Topic
Home / Narasi Islam / Sejarah / Asy-Syahid, Abdul Qadir Audah (bagian ke-2)

Asy-Syahid, Abdul Qadir Audah (bagian ke-2)

Abdul Qadir Audah (schooloflife.wordpress.com)

Kesadaran terhadap Tanggung Jawab

dakwatuna.com – Ustadz Abdul Qadir Audah berkata, “Saya merasa memiliki kewajiban yang harus saya tunaikan segera, demi syariat, demi kawan-kawanku yang terdiri dari para tokoh undang-undang dan demi mereka yang mempelajarinya melalui riset lapangan. Kewajiban itu adalah memaparkan kepada manusia hukum-hukum syariat dalam masalah pidana dengan bahasa yang dipahami dan akrab bagi mereka. Sekaligus berusaha memperbaiki informasi dan pengetahuan yang dimiliki oleh pakar undang-undang tentang syariat, lalu menyebarluaskan di tengah manusia hakikat yang menghalangi mereka untuk mengetahui semua itu sejak dahulu disebabkan oleh kebodohan.

Undang-undang yang ada adalah buatan manusia, sementara syariat adalah ciptaan Allah. Hukum dan undang-undang yang berlaku dewasa ini sesungguhnya mempresentasikan kelemahan, kekurangan dan ketidakmampuan manusia. Dengan demikian, undang-undang tersebut sangat mungkin mengalami perubahan dan revisi, atau apa yang kita sebut dengan perkembangan.

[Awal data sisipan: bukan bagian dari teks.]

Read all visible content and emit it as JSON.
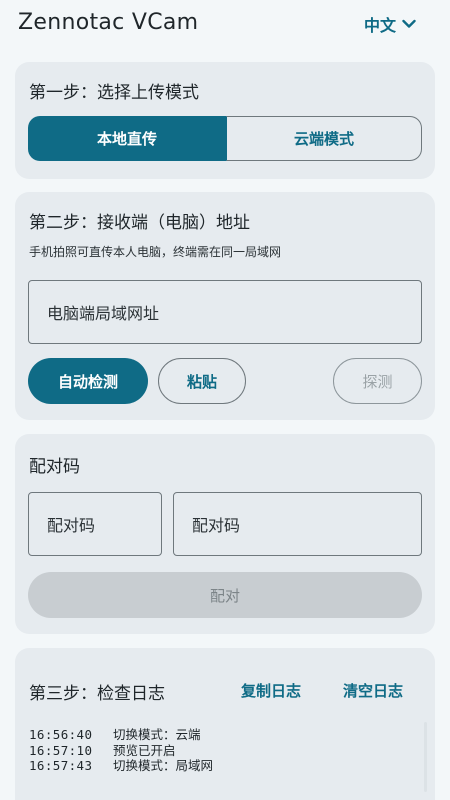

Ketika terjadi perkembangan pada sebuah jamaah atau lembaga ke arah yang tidak terduga, atau menemukan sebuah kondisi yang tidak pernah diprediksi kemunculannya, maka undang-undang itu akan selalu kurang dan takkan mungkin mencapai derajat kesempurnaan selama pembuat dan penyusunnya tidak mendapat predikat sempurna dan tidak memiliki kemampuan mengetahui apa yang akan terjadi berikutnya, walau ia sangat memahami apa yang telah terjadi.

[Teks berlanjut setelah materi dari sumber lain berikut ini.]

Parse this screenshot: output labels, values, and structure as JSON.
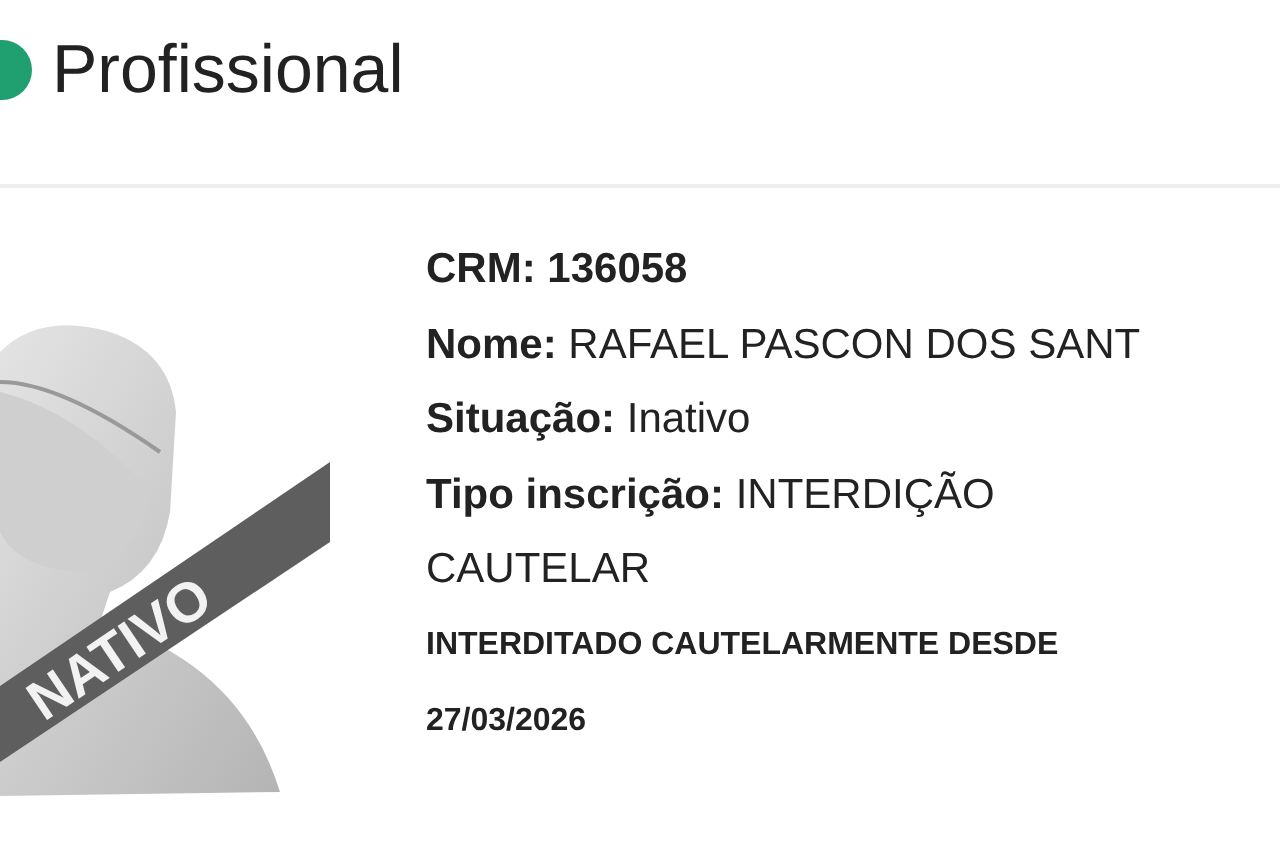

Adapun syariat, maka pembuatnya adalah Allah Azza wa Jalla, yang di dalamnya mempresentasikan kemampuan Sang Pencipta, kesempurnaan, keagungan dan penguasan-Nya atas apa telah dan sedang terjadi. Dengan demikian syariat tersebut diciptakan Allah Yang Maha Mengetahui segala sesuatu yang terjadi sekarang dan akan datang. Demikian pula ilmu-Nya yang meliputi segala sesuatu. Ini adalah perkara mulia yang tidak akan tergantikan. Firman-Nya:

“Dan tidak ada pergantian pada kalimat Allah.” Karena itu, ia tidak butuh perubahan dan revisi walau pun waktu terus berjalan, negeri ini mengalami perubahan dan manusia berjalan menuju kemajuannya.”

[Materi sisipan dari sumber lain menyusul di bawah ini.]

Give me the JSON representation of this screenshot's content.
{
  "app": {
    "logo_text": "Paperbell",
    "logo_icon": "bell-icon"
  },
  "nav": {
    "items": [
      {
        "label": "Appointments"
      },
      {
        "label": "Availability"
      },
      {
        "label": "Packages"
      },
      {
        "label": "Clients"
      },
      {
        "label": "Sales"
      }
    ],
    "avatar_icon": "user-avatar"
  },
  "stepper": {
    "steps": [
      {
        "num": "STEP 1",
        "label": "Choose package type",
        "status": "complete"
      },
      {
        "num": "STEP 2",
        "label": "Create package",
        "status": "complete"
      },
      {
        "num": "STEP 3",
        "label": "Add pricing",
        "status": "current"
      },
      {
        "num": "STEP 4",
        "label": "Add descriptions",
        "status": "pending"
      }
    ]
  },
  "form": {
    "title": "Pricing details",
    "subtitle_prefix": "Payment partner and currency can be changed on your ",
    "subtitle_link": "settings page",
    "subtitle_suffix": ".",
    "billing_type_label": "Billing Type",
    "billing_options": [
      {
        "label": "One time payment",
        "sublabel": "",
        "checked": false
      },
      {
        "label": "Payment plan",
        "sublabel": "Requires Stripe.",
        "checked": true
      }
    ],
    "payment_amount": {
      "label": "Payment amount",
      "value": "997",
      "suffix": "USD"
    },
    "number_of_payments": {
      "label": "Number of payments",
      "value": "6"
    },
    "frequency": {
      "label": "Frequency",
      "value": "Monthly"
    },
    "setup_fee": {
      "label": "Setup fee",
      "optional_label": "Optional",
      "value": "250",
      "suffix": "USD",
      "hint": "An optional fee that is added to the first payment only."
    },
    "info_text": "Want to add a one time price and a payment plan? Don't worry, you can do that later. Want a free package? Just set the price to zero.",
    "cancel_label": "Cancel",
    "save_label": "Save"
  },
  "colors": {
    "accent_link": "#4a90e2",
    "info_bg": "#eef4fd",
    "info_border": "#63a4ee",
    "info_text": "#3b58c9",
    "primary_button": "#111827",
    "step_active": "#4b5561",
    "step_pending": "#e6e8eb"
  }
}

Ustadz Mahmud Abdul Halim menceritakan kepada kami tentang Ustadz Abdul Qadir Audah dan hubungannya yang erat serta kedekatannya dengan Imam Syahid Hasan al-Banna dan ustadz Hasan al-Hudhaibi. Dalam bukunya “Al-Ikhwan al-Muslimun, Ahdats Shana’at at-Tarikh”, Ustadz Abdul Halim Mahmud berkata, “Pada awalnya, Ustadz Abdul Qadir Audah memimpin sekelompok Ikhwan yang tetap berprasangka baik kepada Abdul Nasser, menyikapinya prilakunya dengan baik sebagai anggapan bahwa dia adalah salah satu perwira Ikhwan yang harus diberi dukungan.”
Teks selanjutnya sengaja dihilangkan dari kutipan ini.